I felt this acutely as I walked out of the theatre following the movie Loving, a fictionalization of the watershed Supreme Court case Loving v. Virginia, which struck down anti-miscegenation laws fifty years ago last week. The film’s lack of torque is illustrative of how irrational it is that anyone was ever especially hung up on so-called interracial dating. The dramatic tension feels faint and incorporeal because the forces working against the Lovings are almost exclusively dejure. The titular characters Mildred and Richard Loving share values, are familiar with one another’s families and grew up in geographical proximity. For all practical intents and purposes, their union is intuitive and advantageous. The discrepancy in hue aside, the couple consists of two people one could easily imagine being paired by a compatibility algorithm. Yes, there are the trite, “Mad Libs: Racism Edition” scenes in which the Lovings encounter mild resistance from their families, but the U.S. government looms as the central threat to Mr. and Mrs. Loving’s relationship.

Mr. and Mrs. Loving are two people one could easily imagine being paired by a compatibility algorithm.
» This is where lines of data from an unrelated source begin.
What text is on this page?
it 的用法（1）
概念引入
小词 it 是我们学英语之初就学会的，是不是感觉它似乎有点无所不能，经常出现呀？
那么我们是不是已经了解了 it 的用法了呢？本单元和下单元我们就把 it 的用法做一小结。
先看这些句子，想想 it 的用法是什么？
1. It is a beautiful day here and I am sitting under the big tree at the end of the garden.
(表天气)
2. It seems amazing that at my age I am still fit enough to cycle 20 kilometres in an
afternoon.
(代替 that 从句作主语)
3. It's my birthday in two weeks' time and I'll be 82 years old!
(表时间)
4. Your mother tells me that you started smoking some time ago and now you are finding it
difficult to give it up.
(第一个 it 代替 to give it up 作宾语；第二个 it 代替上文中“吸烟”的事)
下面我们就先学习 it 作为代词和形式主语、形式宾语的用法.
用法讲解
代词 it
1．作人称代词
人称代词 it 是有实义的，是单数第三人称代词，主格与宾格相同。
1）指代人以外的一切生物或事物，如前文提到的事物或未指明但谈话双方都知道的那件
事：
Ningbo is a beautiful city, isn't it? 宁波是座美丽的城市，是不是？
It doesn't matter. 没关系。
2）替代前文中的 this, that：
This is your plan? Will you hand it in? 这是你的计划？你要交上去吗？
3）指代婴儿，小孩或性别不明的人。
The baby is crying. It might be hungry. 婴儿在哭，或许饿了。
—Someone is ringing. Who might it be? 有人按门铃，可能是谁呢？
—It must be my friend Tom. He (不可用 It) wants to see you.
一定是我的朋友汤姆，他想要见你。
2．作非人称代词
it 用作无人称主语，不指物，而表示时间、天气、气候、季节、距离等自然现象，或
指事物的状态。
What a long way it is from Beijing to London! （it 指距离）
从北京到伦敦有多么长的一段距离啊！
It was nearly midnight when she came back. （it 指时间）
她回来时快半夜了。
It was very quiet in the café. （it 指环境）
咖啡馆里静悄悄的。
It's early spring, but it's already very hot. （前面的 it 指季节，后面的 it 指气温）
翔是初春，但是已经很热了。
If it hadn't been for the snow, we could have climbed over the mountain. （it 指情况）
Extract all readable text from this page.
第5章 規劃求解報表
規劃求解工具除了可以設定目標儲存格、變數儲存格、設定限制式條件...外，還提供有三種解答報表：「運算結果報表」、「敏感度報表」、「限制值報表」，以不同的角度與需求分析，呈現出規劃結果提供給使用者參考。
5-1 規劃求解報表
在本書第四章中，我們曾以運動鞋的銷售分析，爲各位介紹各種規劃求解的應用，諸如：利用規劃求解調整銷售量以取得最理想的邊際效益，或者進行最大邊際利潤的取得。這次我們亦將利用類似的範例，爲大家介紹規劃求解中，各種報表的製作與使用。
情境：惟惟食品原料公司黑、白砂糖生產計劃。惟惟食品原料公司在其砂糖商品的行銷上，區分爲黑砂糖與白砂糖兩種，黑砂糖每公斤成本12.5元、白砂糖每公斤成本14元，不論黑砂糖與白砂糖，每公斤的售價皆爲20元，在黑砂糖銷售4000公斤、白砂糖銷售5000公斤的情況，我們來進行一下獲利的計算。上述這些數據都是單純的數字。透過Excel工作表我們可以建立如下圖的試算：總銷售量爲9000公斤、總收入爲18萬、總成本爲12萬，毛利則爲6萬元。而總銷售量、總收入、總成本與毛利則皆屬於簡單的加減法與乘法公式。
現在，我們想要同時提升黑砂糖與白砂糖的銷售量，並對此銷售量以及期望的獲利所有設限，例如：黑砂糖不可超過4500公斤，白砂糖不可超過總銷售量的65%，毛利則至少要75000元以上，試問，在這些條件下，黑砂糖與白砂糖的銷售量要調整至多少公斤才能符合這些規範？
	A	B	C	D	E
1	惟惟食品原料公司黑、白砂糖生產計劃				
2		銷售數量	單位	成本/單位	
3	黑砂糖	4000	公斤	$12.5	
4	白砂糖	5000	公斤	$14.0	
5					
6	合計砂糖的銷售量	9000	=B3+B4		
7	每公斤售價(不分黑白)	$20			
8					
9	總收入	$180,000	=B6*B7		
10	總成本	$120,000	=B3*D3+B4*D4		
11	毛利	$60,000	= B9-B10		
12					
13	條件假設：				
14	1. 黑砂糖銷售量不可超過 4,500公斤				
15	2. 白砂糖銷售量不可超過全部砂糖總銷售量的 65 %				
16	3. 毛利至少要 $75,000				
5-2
I attended a talk back about the film held by a diversity advocacy group, where a history professor provided some critical background information about the plot. Left-leaning viewers of various ages, races and professions gathered in a Columbia University conference room to excavate some kind of socially constructive takeaway from the narrative we’d just absorbed. The intellectual heft and basic veracity of the country’s endless conversations on race could improve dramatically if having a historian on hand became standard procedure. Anti-miscegenation laws weren’t intended to prohibit interracial marriages per se; they were specifically designed to prevent the transfer of property from white owners to non-white inheritors. The laws were for the most part only applicable to interracial relationships in which one of the participants was white. Like the one-drop rule, anti-miscegenation laws were one of many mechanisms designed to maintain the exclusivity of whiteness. Referring to a relationship as interracial today reinforces the primacy of whiteness and capital. It is framing romantic relationships as levers for power and access rather than ends unto themselves. Even celebrating Loving Day this month seems to me a questionable allocation of bandwidth. It’s great that civilization did away with miscegenation bans, but it seems like we’re long overdue for a transition to the next step: dispelling the still pervasive myth that a relationship between consenting adults constitutes “miscegenation” in the first place.